Research on new species from biodiversity hotspots in the developing world, published in a range of journals, may soon become freely available online as soon as they are published, thanks to a project launched last week.
The project is a joint initiative between Pensoft Publishers in Bulgaria, and the Encyclopedia of Life (EOL) — a free and collaborative website that aims to document every living species on the planet.
Pensoft has developed software that extracts information about individual species from research articles published in its peer-reviewed journals.
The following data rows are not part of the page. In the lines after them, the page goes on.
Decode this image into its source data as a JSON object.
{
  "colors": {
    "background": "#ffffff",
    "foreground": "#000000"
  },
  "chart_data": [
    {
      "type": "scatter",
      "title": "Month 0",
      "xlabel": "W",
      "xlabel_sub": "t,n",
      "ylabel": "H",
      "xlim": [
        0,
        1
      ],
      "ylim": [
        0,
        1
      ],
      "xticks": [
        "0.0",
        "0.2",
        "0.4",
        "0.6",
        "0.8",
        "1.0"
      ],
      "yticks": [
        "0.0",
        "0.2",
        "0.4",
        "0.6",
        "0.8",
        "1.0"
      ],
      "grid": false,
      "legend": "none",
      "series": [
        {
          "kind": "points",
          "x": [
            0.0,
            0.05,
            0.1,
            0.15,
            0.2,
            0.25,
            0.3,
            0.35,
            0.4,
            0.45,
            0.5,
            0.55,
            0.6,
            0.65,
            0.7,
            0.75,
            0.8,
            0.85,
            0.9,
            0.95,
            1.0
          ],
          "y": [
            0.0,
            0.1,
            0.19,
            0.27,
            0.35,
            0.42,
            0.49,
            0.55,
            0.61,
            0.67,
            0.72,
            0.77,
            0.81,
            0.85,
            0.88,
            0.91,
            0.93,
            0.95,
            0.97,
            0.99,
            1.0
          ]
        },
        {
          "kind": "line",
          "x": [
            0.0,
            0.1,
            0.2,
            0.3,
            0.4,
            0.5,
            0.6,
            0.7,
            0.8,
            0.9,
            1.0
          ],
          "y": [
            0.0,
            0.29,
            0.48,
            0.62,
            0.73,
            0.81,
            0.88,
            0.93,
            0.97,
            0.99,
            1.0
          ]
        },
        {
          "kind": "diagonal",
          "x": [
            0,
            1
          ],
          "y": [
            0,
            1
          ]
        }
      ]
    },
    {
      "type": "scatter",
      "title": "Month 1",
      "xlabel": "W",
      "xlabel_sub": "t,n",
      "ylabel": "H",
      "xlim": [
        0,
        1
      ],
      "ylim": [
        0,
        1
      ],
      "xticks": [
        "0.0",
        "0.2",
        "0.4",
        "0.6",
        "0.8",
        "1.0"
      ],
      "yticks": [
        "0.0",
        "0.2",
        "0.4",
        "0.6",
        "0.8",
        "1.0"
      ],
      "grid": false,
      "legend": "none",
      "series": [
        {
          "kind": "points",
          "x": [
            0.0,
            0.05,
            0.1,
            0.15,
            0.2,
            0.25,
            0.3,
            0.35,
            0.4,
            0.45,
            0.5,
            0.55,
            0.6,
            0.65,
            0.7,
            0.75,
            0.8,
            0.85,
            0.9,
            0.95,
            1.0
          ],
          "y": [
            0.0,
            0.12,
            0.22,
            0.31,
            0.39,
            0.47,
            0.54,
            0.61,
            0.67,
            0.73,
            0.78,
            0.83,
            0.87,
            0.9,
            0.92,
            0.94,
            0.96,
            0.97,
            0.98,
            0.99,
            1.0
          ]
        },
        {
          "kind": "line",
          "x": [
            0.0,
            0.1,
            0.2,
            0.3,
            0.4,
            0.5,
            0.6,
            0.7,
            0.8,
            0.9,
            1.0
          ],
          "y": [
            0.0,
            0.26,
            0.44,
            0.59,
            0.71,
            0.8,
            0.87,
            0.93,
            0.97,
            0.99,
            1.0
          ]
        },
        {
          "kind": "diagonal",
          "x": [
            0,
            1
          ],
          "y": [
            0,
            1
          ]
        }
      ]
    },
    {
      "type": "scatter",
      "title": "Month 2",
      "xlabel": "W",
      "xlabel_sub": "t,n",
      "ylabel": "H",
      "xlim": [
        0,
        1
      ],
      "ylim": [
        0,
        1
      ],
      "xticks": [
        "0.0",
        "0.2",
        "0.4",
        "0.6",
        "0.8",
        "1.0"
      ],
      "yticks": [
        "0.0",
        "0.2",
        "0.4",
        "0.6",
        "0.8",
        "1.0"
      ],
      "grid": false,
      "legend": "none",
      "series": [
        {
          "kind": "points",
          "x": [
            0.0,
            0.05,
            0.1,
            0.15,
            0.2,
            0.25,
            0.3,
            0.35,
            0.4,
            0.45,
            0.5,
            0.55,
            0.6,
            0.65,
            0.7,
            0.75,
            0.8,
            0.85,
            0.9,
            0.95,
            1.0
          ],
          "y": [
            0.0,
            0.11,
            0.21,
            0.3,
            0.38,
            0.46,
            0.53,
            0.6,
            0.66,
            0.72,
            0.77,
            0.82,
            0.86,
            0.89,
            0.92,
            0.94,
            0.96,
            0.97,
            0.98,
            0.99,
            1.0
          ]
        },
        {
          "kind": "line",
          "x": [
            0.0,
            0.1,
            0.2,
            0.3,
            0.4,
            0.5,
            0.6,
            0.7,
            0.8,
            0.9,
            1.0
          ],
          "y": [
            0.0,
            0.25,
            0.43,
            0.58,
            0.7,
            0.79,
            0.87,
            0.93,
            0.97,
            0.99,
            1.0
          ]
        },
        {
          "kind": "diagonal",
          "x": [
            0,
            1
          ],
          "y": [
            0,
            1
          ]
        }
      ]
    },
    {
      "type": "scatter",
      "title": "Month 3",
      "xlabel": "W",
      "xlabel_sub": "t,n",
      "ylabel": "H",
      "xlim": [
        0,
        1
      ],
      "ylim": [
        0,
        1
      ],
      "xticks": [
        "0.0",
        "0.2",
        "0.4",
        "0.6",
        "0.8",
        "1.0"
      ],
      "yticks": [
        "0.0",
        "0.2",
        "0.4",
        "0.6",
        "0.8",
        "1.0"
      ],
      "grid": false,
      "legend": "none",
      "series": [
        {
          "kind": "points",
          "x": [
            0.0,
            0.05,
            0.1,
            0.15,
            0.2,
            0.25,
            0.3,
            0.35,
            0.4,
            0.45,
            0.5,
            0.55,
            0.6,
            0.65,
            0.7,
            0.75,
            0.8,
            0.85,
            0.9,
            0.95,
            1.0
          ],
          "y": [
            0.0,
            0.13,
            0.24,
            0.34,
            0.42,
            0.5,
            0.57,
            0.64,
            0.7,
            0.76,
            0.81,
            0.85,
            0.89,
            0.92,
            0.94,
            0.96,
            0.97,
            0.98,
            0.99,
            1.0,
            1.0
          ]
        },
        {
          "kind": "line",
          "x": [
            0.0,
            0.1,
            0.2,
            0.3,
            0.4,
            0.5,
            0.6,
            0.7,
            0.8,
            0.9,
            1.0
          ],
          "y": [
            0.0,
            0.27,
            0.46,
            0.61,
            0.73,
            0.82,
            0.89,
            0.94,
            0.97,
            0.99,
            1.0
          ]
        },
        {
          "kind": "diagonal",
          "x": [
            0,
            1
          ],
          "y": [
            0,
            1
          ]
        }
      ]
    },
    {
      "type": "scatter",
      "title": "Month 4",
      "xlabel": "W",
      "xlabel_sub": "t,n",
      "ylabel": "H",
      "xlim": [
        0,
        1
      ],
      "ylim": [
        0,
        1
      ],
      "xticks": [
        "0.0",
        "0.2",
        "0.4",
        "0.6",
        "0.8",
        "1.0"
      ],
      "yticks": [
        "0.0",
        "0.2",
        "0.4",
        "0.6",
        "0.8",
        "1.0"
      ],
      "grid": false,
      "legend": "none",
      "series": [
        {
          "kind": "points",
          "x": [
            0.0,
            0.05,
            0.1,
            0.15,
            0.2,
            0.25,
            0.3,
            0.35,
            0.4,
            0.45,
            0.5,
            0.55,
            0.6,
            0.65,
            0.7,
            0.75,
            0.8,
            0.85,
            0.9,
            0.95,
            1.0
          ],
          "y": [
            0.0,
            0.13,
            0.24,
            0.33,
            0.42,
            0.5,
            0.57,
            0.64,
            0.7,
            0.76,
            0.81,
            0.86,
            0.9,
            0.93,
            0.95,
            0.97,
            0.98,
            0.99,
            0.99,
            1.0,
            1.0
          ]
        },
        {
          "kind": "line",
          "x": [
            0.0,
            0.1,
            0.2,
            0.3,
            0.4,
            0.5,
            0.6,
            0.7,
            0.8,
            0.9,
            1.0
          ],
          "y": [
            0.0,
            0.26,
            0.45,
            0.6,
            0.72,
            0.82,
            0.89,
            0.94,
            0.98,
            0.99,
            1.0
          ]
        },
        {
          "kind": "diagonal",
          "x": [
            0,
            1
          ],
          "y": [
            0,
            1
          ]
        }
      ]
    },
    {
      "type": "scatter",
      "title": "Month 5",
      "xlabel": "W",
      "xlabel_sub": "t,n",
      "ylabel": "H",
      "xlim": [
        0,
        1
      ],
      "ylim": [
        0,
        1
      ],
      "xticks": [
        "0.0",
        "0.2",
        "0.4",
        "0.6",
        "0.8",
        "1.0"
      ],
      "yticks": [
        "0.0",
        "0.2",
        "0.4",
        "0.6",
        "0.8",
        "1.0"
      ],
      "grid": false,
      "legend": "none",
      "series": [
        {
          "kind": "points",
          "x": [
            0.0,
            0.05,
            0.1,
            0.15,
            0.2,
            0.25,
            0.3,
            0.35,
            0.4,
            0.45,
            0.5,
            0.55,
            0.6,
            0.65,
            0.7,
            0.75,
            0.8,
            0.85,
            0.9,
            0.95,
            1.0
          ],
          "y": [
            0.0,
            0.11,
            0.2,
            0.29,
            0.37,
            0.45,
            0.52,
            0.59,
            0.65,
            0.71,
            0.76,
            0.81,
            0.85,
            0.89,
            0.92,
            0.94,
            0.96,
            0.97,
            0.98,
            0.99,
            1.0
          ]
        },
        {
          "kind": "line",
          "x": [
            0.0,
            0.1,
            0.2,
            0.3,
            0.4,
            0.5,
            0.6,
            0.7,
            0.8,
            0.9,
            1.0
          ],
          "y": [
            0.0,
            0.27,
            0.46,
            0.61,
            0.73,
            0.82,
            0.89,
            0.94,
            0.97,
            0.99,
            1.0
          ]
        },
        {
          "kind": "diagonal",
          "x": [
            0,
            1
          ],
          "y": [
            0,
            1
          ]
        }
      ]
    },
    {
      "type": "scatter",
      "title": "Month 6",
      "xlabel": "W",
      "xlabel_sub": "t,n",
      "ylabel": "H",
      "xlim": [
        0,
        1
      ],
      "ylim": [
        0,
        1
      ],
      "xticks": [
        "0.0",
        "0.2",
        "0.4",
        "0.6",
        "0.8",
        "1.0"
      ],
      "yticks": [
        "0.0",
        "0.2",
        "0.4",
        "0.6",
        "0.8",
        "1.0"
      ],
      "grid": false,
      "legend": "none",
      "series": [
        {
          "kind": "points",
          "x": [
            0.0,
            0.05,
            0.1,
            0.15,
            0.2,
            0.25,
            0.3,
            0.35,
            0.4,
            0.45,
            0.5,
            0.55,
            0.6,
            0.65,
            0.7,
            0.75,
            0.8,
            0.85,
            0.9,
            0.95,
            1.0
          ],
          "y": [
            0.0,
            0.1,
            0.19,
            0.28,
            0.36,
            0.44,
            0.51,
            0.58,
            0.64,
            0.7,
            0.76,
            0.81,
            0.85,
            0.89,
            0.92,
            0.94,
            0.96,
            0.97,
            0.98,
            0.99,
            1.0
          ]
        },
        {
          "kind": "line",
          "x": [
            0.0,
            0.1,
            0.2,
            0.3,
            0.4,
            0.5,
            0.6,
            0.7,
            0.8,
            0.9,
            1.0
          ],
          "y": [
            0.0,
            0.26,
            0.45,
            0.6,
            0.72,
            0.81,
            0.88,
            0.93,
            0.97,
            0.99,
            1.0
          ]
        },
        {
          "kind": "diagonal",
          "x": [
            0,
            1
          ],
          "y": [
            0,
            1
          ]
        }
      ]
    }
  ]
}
This is then added to the EOL website.
The project, launched on 15 February, is also offering funds for scientists in the developing world to cover the cost of publishing papers.
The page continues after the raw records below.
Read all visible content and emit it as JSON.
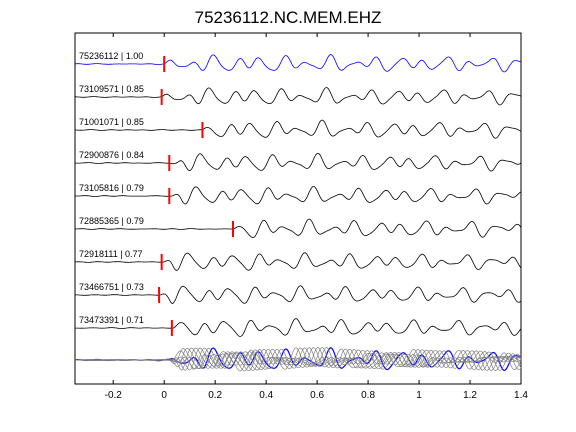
{
  "chart_data": {
    "type": "line",
    "title": "75236112.NC.MEM.EHZ",
    "xlabel": "",
    "ylabel": "",
    "xlim": [
      -0.35,
      1.4
    ],
    "xticks": [
      "-0.2",
      "0",
      "0.2",
      "0.4",
      "0.6",
      "0.8",
      "1",
      "1.2",
      "1.4"
    ],
    "xtick_values": [
      -0.2,
      0,
      0.2,
      0.4,
      0.6,
      0.8,
      1.0,
      1.2,
      1.4
    ],
    "grid": false,
    "legend": "none",
    "colors": {
      "reference": "#0000ff",
      "trace": "#000000",
      "stack": "#808080",
      "pick": "#ff0000"
    },
    "series": [
      {
        "label": "75236112 | 1.00",
        "pick_time": 0.0,
        "reference": true
      },
      {
        "label": "73109571 | 0.85",
        "pick_time": -0.01,
        "reference": false
      },
      {
        "label": "71001071 | 0.85",
        "pick_time": 0.15,
        "reference": false
      },
      {
        "label": "72900876 | 0.84",
        "pick_time": 0.02,
        "reference": false
      },
      {
        "label": "73105816 | 0.79",
        "pick_time": 0.02,
        "reference": false
      },
      {
        "label": "72885365 | 0.79",
        "pick_time": 0.27,
        "reference": false
      },
      {
        "label": "72918111 | 0.77",
        "pick_time": -0.01,
        "reference": false
      },
      {
        "label": "73466751 | 0.73",
        "pick_time": -0.02,
        "reference": false
      },
      {
        "label": "73473391 | 0.71",
        "pick_time": 0.03,
        "reference": false
      }
    ]
  }
}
The collaboration means new data will be "delivered to EOL on the day of publication", so that "citizens of developing countries will know about new discoveries straight away," according to Lyubomir Penev, managing director of Pensoft Publishers.
Penev told SciDev.Net that taxonomy (categorising species) forms the basis of nature conservation and the rational use of natural resources, so freely accessible information is vital to scientists in those developing countries with the greatest biodiversity, in regions such as Africa and South America.
"Scientists in the developing world don't have access to [subscription] journals as they can't afford the subscriptions," said Penev, adding that this is also a problem for many libraries in developing countries.
Publishers normally charge authors a fee for open access publication, but the EOL Open Access Support Project (EOASP) has established a pilot fund to cover publishing costs for scientists in developing countries, said Penev.
Initially the pilot fund will pay for 50 papers, according to Penev.
"The initial investment for the EOASP came from the [US-based] Smithsonian Institution and there is no longer term commitment until we evaluate the programme," Cyndy Parr, director of content at EOL, told SciDev.Net.
The Pensoft journals involved in the EOASP project include the International Journal of Myriapodology (study of centipedes and millipedes), MycoKeys (fungi), PhytoKeys (botany), and ZooKeys (zoology).
Similar open access initiatives include the Biodiversity Heritage Library. Terry Erwin, an entomologist at Smithsonian Institution, said he hoped that initiatives like these will help make biodiversity literature more freely available online.